Unfortunately, the release of “Romería” follows “Forastera” (2025), which comes at the idea of grief and identity from a completely different angle and the prior handles more difficult circumstances. The latter manages to address the elephant in the room during the magical realism sequence without crossing a line. The casting choices, specifically the Adam and Eve to the fall sequence, had the effect of hijacking Marina’s story. The overall sequence does work if it exists as Marina’s imagination creating a film about her parents’ existence, an observable experience so she can know the unknowable. Her entrance into this fantasy worked amazingly well. The lyrical dance scene feels like the biography of a generation and is spiritually accurate.
The experience of watching “Romería” feels like a losing battle with the siren call from your bed. While it is a gorgeous movie embedded with a relatable story, especially as Marina decides between compromising or standing her ground, the diary reading interludes with clips from Marina’s video recording of her family vacation contributes to the deliberate pacing of the story. While it is excellent preparation for the audience to get used to asking when they are and who is addressing them before the denouement’s magical realism sequence, the texture of these scenes slows the pacing and makes it harder to reenter the present.
Simón does a superb job of explaining the innocence and inexperience of the young people of the early twenty first century compared to their parents. Marina refuses the modest recreational diversions that her other cousins enjoy because of her issue of inheriting the judgment cast on her parents. Iago delivers a much-needed speech to humanize her parents and others with that similar experience instead of pathologizing it.

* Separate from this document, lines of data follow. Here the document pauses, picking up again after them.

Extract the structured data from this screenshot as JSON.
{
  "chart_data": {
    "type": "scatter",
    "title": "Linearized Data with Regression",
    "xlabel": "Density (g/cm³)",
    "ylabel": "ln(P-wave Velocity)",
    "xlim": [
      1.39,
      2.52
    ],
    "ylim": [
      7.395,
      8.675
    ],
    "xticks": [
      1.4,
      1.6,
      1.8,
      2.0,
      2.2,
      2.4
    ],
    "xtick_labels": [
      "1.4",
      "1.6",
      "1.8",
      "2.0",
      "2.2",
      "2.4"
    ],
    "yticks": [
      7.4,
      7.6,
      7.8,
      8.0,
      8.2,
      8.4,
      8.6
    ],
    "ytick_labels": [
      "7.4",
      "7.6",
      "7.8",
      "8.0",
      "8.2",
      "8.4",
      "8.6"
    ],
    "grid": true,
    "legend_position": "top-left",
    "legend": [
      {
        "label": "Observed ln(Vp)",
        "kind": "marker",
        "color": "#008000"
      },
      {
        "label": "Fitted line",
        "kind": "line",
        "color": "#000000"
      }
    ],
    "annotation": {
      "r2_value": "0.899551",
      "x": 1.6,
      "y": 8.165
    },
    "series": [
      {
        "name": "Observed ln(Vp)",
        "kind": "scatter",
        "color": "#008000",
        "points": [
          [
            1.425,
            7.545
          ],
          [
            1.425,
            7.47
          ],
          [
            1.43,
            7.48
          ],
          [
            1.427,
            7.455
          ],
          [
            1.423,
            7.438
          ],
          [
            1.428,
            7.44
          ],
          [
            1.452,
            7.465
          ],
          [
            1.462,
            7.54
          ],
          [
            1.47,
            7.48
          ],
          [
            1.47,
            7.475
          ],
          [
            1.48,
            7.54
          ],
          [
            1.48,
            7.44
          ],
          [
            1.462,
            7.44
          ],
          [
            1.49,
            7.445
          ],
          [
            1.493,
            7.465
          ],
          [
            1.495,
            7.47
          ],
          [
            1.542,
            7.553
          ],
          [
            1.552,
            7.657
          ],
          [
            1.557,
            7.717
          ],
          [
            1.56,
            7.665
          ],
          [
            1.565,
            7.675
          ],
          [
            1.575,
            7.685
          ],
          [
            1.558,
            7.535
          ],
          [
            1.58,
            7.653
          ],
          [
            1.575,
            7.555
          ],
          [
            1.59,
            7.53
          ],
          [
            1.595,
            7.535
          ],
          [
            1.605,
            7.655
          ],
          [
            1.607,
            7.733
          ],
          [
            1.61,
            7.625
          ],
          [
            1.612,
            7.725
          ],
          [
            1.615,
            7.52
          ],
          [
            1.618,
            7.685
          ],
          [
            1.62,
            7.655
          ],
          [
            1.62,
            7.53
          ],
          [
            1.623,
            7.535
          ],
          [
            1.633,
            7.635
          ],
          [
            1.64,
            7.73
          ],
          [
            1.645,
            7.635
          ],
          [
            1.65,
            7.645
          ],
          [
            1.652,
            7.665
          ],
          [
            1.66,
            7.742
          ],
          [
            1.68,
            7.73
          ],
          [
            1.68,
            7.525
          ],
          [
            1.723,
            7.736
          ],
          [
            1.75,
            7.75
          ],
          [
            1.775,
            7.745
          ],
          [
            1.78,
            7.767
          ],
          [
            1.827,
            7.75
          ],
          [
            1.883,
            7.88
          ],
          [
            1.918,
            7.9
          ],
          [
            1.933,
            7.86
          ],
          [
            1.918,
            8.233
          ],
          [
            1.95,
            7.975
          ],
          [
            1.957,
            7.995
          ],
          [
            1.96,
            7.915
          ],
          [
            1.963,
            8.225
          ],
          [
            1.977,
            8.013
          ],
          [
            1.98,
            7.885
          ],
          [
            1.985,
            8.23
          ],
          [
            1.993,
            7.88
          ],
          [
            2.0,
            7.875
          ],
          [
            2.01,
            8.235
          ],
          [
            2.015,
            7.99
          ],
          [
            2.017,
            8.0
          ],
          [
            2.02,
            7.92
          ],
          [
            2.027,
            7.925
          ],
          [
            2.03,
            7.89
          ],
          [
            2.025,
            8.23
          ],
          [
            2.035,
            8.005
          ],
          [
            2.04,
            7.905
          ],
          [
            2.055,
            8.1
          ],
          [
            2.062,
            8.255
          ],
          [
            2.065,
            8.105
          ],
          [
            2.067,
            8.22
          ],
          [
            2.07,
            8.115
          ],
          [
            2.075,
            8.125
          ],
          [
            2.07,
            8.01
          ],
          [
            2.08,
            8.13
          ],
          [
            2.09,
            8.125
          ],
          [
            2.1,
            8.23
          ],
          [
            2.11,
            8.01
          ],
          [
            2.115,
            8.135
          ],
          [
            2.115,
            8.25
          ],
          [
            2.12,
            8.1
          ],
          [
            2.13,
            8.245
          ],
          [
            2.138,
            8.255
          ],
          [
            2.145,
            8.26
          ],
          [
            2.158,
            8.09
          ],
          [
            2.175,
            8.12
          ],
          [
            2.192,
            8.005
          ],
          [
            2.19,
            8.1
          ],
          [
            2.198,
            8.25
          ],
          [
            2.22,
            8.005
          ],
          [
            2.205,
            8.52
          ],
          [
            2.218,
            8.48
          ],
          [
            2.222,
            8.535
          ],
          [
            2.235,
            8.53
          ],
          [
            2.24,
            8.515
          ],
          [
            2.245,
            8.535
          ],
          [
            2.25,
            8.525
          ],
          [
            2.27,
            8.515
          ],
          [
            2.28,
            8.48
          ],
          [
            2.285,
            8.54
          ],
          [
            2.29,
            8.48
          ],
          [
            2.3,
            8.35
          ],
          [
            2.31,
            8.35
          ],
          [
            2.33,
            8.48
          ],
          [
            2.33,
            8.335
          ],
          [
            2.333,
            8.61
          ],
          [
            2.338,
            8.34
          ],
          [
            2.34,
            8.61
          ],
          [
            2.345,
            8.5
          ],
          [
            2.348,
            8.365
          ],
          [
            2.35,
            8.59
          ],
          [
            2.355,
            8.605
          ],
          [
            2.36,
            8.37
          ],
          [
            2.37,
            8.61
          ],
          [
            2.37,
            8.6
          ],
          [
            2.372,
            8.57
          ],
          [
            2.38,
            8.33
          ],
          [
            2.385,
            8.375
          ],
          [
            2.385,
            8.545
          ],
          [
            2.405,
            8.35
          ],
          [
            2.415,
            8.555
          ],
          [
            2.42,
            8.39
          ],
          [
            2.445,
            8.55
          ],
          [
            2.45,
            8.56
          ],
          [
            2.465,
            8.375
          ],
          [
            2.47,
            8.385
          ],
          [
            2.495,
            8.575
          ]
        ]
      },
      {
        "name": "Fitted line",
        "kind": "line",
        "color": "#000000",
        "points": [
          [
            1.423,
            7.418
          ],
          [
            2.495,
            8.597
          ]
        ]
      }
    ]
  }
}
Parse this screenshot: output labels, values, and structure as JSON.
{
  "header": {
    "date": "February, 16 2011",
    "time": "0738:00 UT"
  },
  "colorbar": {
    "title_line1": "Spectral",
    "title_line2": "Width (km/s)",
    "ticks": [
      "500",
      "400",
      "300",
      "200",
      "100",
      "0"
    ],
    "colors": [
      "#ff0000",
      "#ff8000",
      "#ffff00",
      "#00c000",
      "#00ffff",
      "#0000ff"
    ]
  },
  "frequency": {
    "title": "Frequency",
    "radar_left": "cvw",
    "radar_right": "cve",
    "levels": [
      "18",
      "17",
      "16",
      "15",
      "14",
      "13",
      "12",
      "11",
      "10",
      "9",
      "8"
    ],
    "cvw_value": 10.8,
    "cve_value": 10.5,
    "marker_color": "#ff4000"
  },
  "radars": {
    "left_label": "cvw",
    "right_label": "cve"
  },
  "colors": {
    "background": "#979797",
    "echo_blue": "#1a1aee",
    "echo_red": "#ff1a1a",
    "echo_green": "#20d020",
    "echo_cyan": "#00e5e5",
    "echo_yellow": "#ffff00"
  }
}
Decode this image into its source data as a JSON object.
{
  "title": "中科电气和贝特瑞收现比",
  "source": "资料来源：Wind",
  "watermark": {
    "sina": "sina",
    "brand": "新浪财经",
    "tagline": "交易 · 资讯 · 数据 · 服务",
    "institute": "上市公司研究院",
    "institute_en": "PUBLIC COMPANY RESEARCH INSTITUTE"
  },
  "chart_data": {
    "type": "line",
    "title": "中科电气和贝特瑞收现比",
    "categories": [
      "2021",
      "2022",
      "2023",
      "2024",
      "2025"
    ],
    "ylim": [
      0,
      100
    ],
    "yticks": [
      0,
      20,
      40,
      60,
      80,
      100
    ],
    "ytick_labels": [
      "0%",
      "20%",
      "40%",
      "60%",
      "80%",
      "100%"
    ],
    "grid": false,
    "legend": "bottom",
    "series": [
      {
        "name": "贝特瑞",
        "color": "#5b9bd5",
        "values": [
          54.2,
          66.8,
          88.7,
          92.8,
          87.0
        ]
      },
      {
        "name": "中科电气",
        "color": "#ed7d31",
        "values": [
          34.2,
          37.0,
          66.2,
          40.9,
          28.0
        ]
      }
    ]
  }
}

As a lawyer who used to specialize in paternity issues, I love that “Romería” parallels the legal issue with Marina’s lack of access to her personal history. There is a visceral frustration that everyone else knows more about her and her parents than she does and an idea that she should be satisfied with what she received. For all of Lois’ flaws, he is willing to do the hard work to ensure that she gets what she needs, embrace discomfort and take a stand to do so. His last scene with his arms crossed and watching over everyone warmed my heart.
If you are unaccustomed to watching foreign films, “Romería” is probably not the movie to start experimenting. If you are a fan of Spanish movies or personal history stories with subtle family tension and nuanced conflict, this movie will be perfect for you, but bring a coffee.